Expected Deliverable
Two independent diagnoses + a written cross-domain analysis + a draft cross-domain skill that addresses the correlation step.
Project 3: Agent Comparison Study
Estimated time: 30 minutes Extends: Module 10 lab (any track) Prerequisites: Your domain agent complete
What You Will Build
A structured comparison of your agent's output vs. a human engineer's diagnosis for the same simulated scenario. This is how you measure whether the agent is actually useful — not by whether it runs, but by whether its diagnosis matches (or exceeds) what an expert would produce in the same time.
Challenge
Bias in self-evaluation. It is easy to unconsciously design the human comparison to favor your own agent. The challenge is honest evaluation: where does the agent produce better output (faster, more systematic, catches things humans miss)? Where does it produce worse output (wrong confidence, misses context, overly verbose)?
Steps
-
Choose your most complex simulated scenario
-
Human first: Without running the agent, write what you would diagnose given the same simulated data. Time yourself (aim for 10 minutes). Write the same structured output: Summary, Evidence, Root Cause, Recommended Actions, Escalation Decision.
-
Agent second: Run the agent against the same scenario. Record the output verbatim.
-
Comparison: For each output section, score 1-3: human better (1), equivalent (2), agent better (3). Write one sentence explaining each score.
-
Improvement list: For each section where the human output was better (score 1), identify whether the gap is fixable with a skill update, or whether it requires human judgment that cannot be encoded.
Expected Deliverable
Side-by-side comparison table + improvement list with at least one concrete skill update that would close a specific gap.

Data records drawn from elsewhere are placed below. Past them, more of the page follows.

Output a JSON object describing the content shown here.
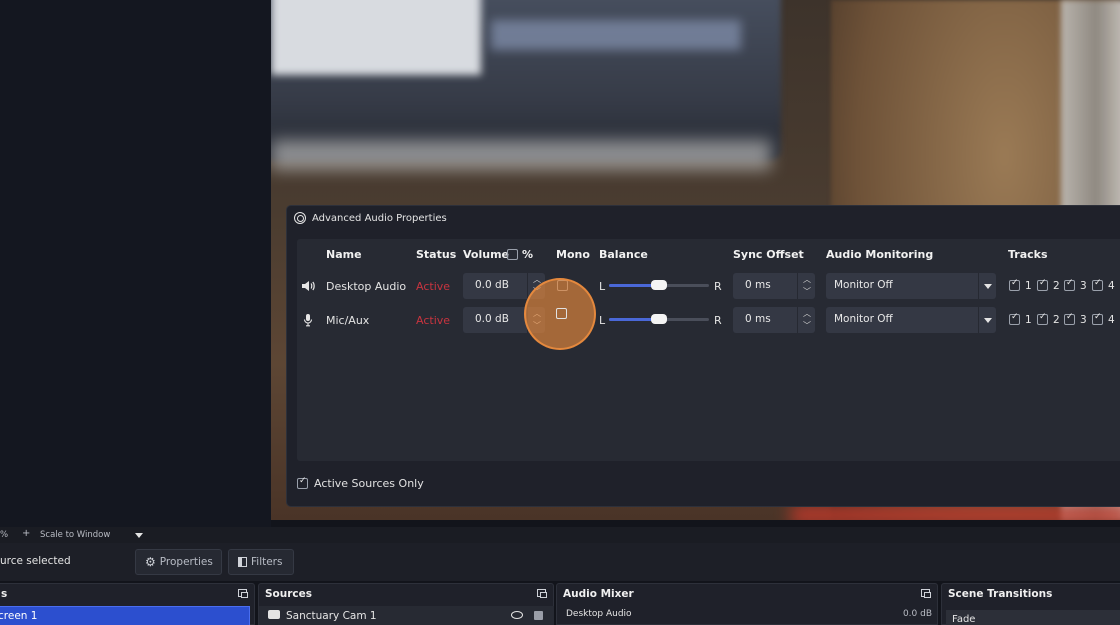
{
  "dialog": {
    "title": "Advanced Audio Properties",
    "headers": {
      "name": "Name",
      "status": "Status",
      "volume": "Volume",
      "volume_unit": "%",
      "mono": "Mono",
      "balance": "Balance",
      "sync_offset": "Sync Offset",
      "audio_monitoring": "Audio Monitoring",
      "tracks": "Tracks"
    },
    "rows": [
      {
        "icon": "speaker-icon",
        "name": "Desktop Audio",
        "status": "Active",
        "volume": "0.0 dB",
        "mono": false,
        "balance_left": "L",
        "balance_right": "R",
        "balance": 0.5,
        "sync_offset": "0 ms",
        "monitoring": "Monitor Off",
        "tracks": [
          "1",
          "2",
          "3",
          "4"
        ]
      },
      {
        "icon": "microphone-icon",
        "name": "Mic/Aux",
        "status": "Active",
        "volume": "0.0 dB",
        "mono": false,
        "balance_left": "L",
        "balance_right": "R",
        "balance": 0.5,
        "sync_offset": "0 ms",
        "monitoring": "Monitor Off",
        "tracks": [
          "1",
          "2",
          "3",
          "4"
        ]
      }
    ],
    "active_sources_only": "Active Sources Only"
  },
  "zoombar": {
    "percent": "%",
    "plus": "+",
    "scale": "Scale to Window"
  },
  "toolbar": {
    "source_selected": "urce selected",
    "properties": "Properties",
    "filters": "Filters"
  },
  "docks": {
    "scenes_title": "s",
    "scene_item": "creen 1",
    "sources_title": "Sources",
    "source_item": "Sanctuary Cam 1",
    "mixer_title": "Audio Mixer",
    "mixer_item": "Desktop Audio",
    "mixer_level": "0.0 dB",
    "transitions_title": "Scene Transitions",
    "transition_item": "Fade"
  },
  "colors": {
    "accent": "#4a68d8",
    "status_active": "#c8343f",
    "cursor_highlight": "#e88b3e"
  }
}
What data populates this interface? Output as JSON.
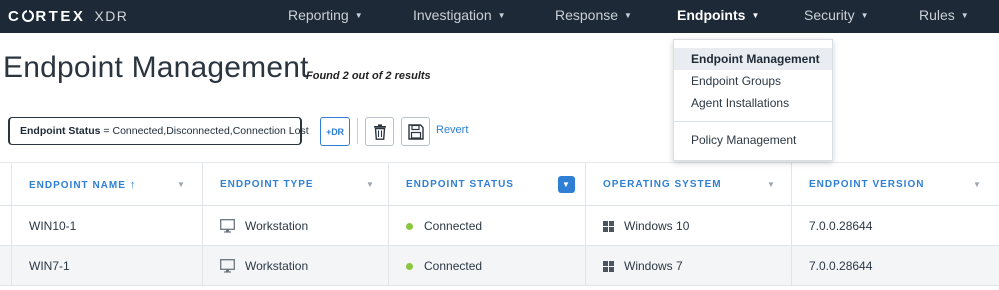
{
  "app": {
    "logo_main": "CRTEX",
    "logo_sub": "XDR"
  },
  "nav": {
    "items": [
      {
        "label": "Reporting"
      },
      {
        "label": "Investigation"
      },
      {
        "label": "Response"
      },
      {
        "label": "Endpoints"
      },
      {
        "label": "Security"
      },
      {
        "label": "Rules"
      }
    ],
    "active": "Endpoints"
  },
  "page": {
    "title": "Endpoint Management",
    "results": "Found 2 out of 2 results"
  },
  "filter": {
    "key": "Endpoint Status",
    "operator": "=",
    "value": "Connected,Disconnected,Connection Lost",
    "xdr_button": "+DR",
    "revert": "Revert"
  },
  "dropdown": {
    "items": [
      {
        "label": "Endpoint Management",
        "active": true
      },
      {
        "label": "Endpoint Groups"
      },
      {
        "label": "Agent Installations"
      },
      {
        "label": "Policy Management"
      }
    ]
  },
  "table": {
    "columns": [
      {
        "label": "ENDPOINT NAME",
        "sort": "ascending"
      },
      {
        "label": "ENDPOINT TYPE"
      },
      {
        "label": "ENDPOINT STATUS",
        "filter_active": true
      },
      {
        "label": "OPERATING SYSTEM"
      },
      {
        "label": "ENDPOINT VERSION"
      }
    ],
    "rows": [
      {
        "name": "WIN10-1",
        "type": "Workstation",
        "status": "Connected",
        "os": "Windows 10",
        "version": "7.0.0.28644"
      },
      {
        "name": "WIN7-1",
        "type": "Workstation",
        "status": "Connected",
        "os": "Windows 7",
        "version": "7.0.0.28644"
      }
    ]
  },
  "colors": {
    "nav_bg": "#1d2936",
    "accent": "#2f7fd4",
    "status_connected": "#8cc63f"
  }
}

Which Project Should You Do?
| Your Interest | Recommended Project |
|---|---|
| Building coverage across domains | Project 1 (second track) |
| Multi-agent coordination (preview of Module 11) | Project 2 (cross-track incident) |
| Rigorous quality evaluation | Project 3 (comparison study) |
| Under 30 minutes available | Project 3 — highest signal-to-effort ratio |
All three projects prepare you for Module 11 (fleet orchestration), where multiple agents coordinate on cross-domain incidents. Project 2 is a preview of exactly that capability.